Twitter “unanimously recommends that you vote [for] the adoption of the merger agreement,” said the board.
- Twitter’s board of directors agreed to Elon Musk’s $44 billion-dollar proposal to purchase the media platform after months of hesitation.
- Musk’s $44 billion offer is significantly greater than Twitter’s worth, shareholders profiting $54.20 per share at an original value of $15.22 per share.
- Despite the hefty difference in value, Musk desired to proceed with the purchase, believing Twitter needed to be “transformed as a private company.”
- The Twitter board recently told the US Securities and Exchange Commission that it “unanimously recommends that you vote [for] the adoption of the merger agreement.”
- Musk’s goal in acquiring the media giant is to uncover its “extraordinary potential” as a platform, highlighting its ability to be a center of free speech.
ELON MUSK’S PURCHASE ISSUES :
- Elon Musk voiced his concerns to the media giant regarding the number of bots hosted on Twitter, desiring a clear differentiation of genuine users versus fake or spam accounts.
- Bots are programmable agents present on social media platforms created to manipulate opinions through social media “likes” and mirror human behavior, giving the appearance of a real user.
- Numerous Twitter employees have also stated their desire to leave the company if Musk’s offer goes through due to fear of hate speech that might be allowed on the platform.
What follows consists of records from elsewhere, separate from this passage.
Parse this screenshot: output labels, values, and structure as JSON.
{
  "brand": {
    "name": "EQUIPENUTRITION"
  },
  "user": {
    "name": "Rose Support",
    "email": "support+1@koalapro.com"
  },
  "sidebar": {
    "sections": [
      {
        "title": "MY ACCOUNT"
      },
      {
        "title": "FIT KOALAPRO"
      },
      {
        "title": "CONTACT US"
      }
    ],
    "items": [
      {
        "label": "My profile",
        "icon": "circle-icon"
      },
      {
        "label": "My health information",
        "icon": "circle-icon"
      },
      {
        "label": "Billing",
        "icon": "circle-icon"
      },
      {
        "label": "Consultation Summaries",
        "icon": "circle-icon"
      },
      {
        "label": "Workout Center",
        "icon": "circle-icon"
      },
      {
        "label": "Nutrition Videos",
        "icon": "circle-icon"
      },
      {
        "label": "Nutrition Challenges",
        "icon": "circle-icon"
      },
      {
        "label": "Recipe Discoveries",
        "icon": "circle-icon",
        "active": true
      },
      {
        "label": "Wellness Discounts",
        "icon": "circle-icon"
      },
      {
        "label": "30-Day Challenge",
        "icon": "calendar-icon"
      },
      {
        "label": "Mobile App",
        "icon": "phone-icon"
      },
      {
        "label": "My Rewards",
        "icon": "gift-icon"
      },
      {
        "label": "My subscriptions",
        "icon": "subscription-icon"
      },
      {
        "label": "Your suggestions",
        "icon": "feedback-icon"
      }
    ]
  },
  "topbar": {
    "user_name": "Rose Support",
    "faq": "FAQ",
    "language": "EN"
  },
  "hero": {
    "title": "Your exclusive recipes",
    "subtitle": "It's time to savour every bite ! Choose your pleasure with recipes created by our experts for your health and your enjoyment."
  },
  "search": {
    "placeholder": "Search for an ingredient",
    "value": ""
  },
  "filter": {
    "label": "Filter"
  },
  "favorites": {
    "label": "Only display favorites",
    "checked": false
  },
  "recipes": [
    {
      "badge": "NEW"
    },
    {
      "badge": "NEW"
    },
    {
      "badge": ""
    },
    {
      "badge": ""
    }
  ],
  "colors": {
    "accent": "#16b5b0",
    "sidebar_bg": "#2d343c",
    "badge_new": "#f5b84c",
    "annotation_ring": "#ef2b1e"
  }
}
- Elon Musk was first reported in an offer to Twitter in April 2022, when he wrote a letter to Twitter Chairman Bret Taylor stating his belief that “free speech is a societal imperative.”
- Musk has also spoken out against Twitter’s leftism, calling for the platform to be neutral regarding politics, including its banning of political figures, namely Republicans.
- The Twitter board’s filing to the SEC can be found here.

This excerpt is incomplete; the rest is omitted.